“Entonces Pedro se acordó de las palabras de Jesús, que le había dicho: Antes que cante el gallo, me negarás tres veces. Y saliendo fuera, lloró amargamente.” Mateo 26:75.

El apóstol Pedro era impulsivo por naturaleza. Durante los días previos a la crucifixión de Jesús, este discípulo no hizo nada bien. Se había quedado dormido en Getsemaní mientras Jesús había pedido que intercedieran por él porque estaba muy triste. Cuando apareció la turba guiada por el traidor Judas desenvainó una espada y le cortó la oreja a un siervo del sumo sacerdote, y cuando ve que atan a Jesús y se lo llevan, huye con los demás discípulos.

Más tarde se entera que juzgarían a Jesús, y a escondidas se acerca para ver lo que sucedería. Pero alguien lo reconoce y le pregunta si era uno de los discípulos de Jesús. ¡Qué buena oportunidad para declarar a los cuatro vientos su amor por Cristo! Pero el miedo lo llevó a que se cumpliera la profecía de Jesús, y antes que el gallo cantara dos veces, ya lo había negado tres veces. Y si algo más podía salir mal, pudo ver de lejos a Jesús y sus miradas se encontraron. Una mirada de amor y no de condenación que conmovió profundamente a Pedro, y se retiró a llorar amargamente.

Puedes imaginar las cosas que pasarían por la mente de Pedro: “¿Cómo puede ser que haya negado a mi Señor? ¡No hice nada para salvarlo! ¿Qué se hace después de negar al Rey de reyes y Señor de señores? Ay… no…”
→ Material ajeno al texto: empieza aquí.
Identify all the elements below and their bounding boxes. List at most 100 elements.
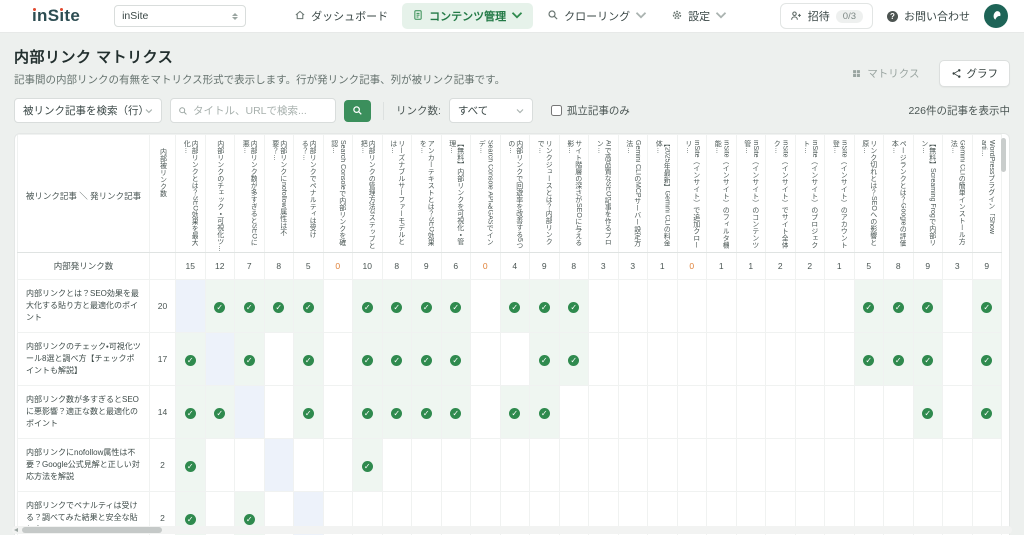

Pausa. Detengamos la historia. ¿Estamos hablando de Pedro o de nosotros? ¿Acaso muchas veces no actuamos de alguna manera como este discípulo? Prometimos amar a Jesús con todo nuestro corazón, obedecerle y testificar a otros lo que es para nosotros, pero… terminamos negándolo a través de nuestro silencio o conducta.

El llanto amargo de Pedro fue un punto de inflexión. Fue una evidencia de arrepentimiento, fe y esperanza en lo que siempre dijo Jesús. Él es el Salvador que perdona, restaura y da vida nueva a los que se acercan con sinceridad. La historia bíblica dice que Jesús perdonó a Pedro, lo restauró e incluso le dio un ministerio tremendo. Ese final nos consuela, nos alienta, nos da esperanza.

Somos muchos los que hemos pasado de “negadores” a testigos transformados por el poder del Espíritu Santo. Jesús ha cambiado nuestro llanto en gozo, nuestra culpa en paz, nuestra condena en salvación eterna. ¡Gracias, Señor!